I just finished reading the book Minor Feelings by Cathy Park Hong and it's filled with the hardest hitting truths about Asian America that I've seen anywhere. This book doesn't hold back.
If you're Asian American, pick up a copy now. If you're not, pick up a copy now.
Tomorrow, I'll pluck select quotes from the book and analyze them. But today, I wanted to be in my feelings.
To be Asian American is to have your experience steamrolled into the model minority. You cannot be sad or hurt because you are "successful". You cannot voice your pain because you’re, at this point, "basically white". Asians are "doing well" they say.
Minor Feelings is a book about dismissal and erasure. Self hate, intergenerational trauma, colonialism, war, lynching, rape - are all forgotten from the Asian American story.
By writing this book, Cathy seems to say "Not on my watch".
Throughout the book, she speaks truth to issues so frequently ignored, and by doing so, she gives Asian Americans a voice to build upon. In the future, we will cite her lines when we cannot find the words of our own.
But Asians are quiet not simply because we lack the vocabulary. A secondary reason is that whiteness is so comfortable speaking for us. Whiteness whitesplains the Asian experience, dousing our stories - no, drowning our stories - in bleach. The result is something pale and uniform, and has been cleansed of the blood stains and dirt, but also stripped of its original color and complexity. The final result reeks. Bleach is, after all, an industrial grade sterilizer, a chemical irritant.
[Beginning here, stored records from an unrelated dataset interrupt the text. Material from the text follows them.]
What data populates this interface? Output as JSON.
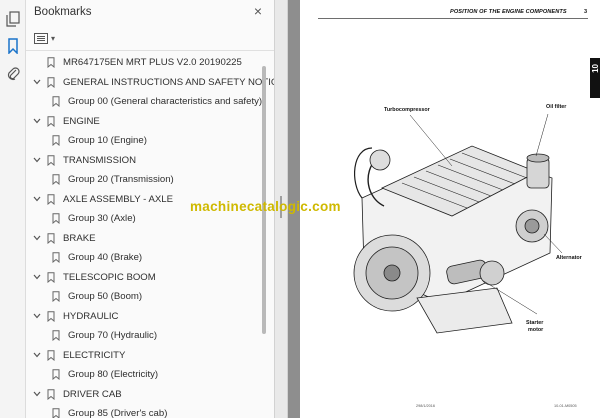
{
  "toolbar": {
    "tools": [
      {
        "name": "pages-icon"
      },
      {
        "name": "bookmark-icon"
      },
      {
        "name": "attachment-icon"
      }
    ]
  },
  "bookmarks_panel": {
    "title": "Bookmarks",
    "close_glyph": "×",
    "options_glyph": "▾",
    "items": [
      {
        "label": "MR647175EN MRT PLUS V2.0 20190225",
        "level": 0,
        "expandable": false
      },
      {
        "label": "GENERAL INSTRUCTIONS AND SAFETY NOTICE",
        "level": 0,
        "expandable": true,
        "expanded": true
      },
      {
        "label": "Group 00 (General characteristics and safety)",
        "level": 1,
        "expandable": false
      },
      {
        "label": "ENGINE",
        "level": 0,
        "expandable": true,
        "expanded": true
      },
      {
        "label": "Group 10 (Engine)",
        "level": 1,
        "expandable": false
      },
      {
        "label": "TRANSMISSION",
        "level": 0,
        "expandable": true,
        "expanded": true
      },
      {
        "label": "Group 20 (Transmission)",
        "level": 1,
        "expandable": false
      },
      {
        "label": "AXLE ASSEMBLY - AXLE",
        "level": 0,
        "expandable": true,
        "expanded": true
      },
      {
        "label": "Group 30 (Axle)",
        "level": 1,
        "expandable": false
      },
      {
        "label": "BRAKE",
        "level": 0,
        "expandable": true,
        "expanded": true
      },
      {
        "label": "Group 40 (Brake)",
        "level": 1,
        "expandable": false
      },
      {
        "label": "TELESCOPIC BOOM",
        "level": 0,
        "expandable": true,
        "expanded": true
      },
      {
        "label": "Group 50 (Boom)",
        "level": 1,
        "expandable": false
      },
      {
        "label": "HYDRAULIC",
        "level": 0,
        "expandable": true,
        "expanded": true
      },
      {
        "label": "Group 70 (Hydraulic)",
        "level": 1,
        "expandable": false
      },
      {
        "label": "ELECTRICITY",
        "level": 0,
        "expandable": true,
        "expanded": true
      },
      {
        "label": "Group 80 (Electricity)",
        "level": 1,
        "expandable": false
      },
      {
        "label": "DRIVER CAB",
        "level": 0,
        "expandable": true,
        "expanded": true
      },
      {
        "label": "Group 85 (Driver's cab)",
        "level": 1,
        "expandable": false
      }
    ]
  },
  "document": {
    "header_title": "POSITION OF THE ENGINE COMPONENTS",
    "page_number": "3",
    "chapter_tab": "10",
    "callouts": {
      "turbo": "Turbocompressor",
      "oil_filter": "Oil filter",
      "alternator": "Alternator",
      "starter_1": "Starter",
      "starter_2": "motor"
    },
    "footer_left": "298/1/2016",
    "footer_right": "10-01-M0505",
    "watermark": "machinecatalogic.com"
  },
  "colors": {
    "panel_bg": "#fafafa",
    "viewport_bg": "#8e8e8e",
    "watermark": "#cfb900",
    "tab_black": "#111111"
  }
}
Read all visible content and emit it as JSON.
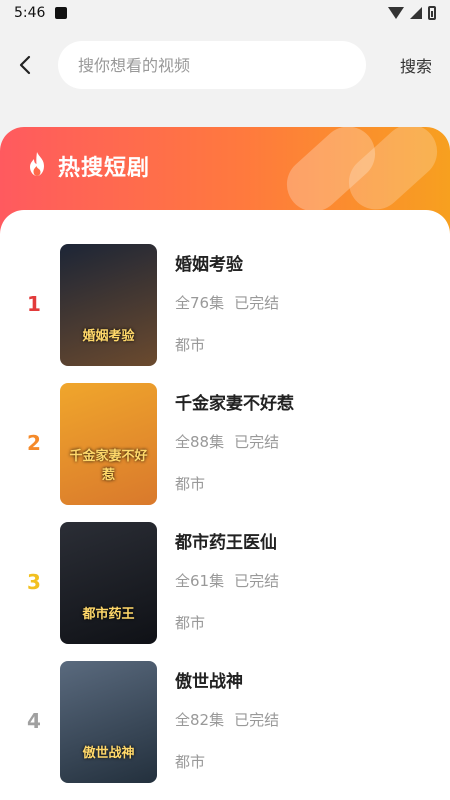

Times are changing. Perhaps those born on the coasts, where a critical mass of Asians Americans live, are beginning to find a racial consciousness that makes young people proud of their heritage and empowered to share their stories.
And while I sense this is happening, I also still see meekness. Fear. The "nail that sticks up gets hammered down" kind of mentality. It's like a prisoner's dilemma, where silence has forever been the dominant strategy.
But Cathy Park Hong has stood up. She is the nail that was supposed to be hammered down. And her vulnerability paves the way.
There is so much left to do - Minor Feelings is written with a certain haste, a certain realization that right now, the iron is hot. Parts of the book feel open ended, certain issues not fully addressed. Cathy is deeply aware they exist, even leaving observations and quotes in her essays unanalyzed, as if inviting you to add your own story.
The Asian American experience is to be caged but told you are not caged. Hong calls bullshit, turns off the gas light, and invites us to cooperate with her, to tear down this Prisoner's Dilemma with truth - and unity.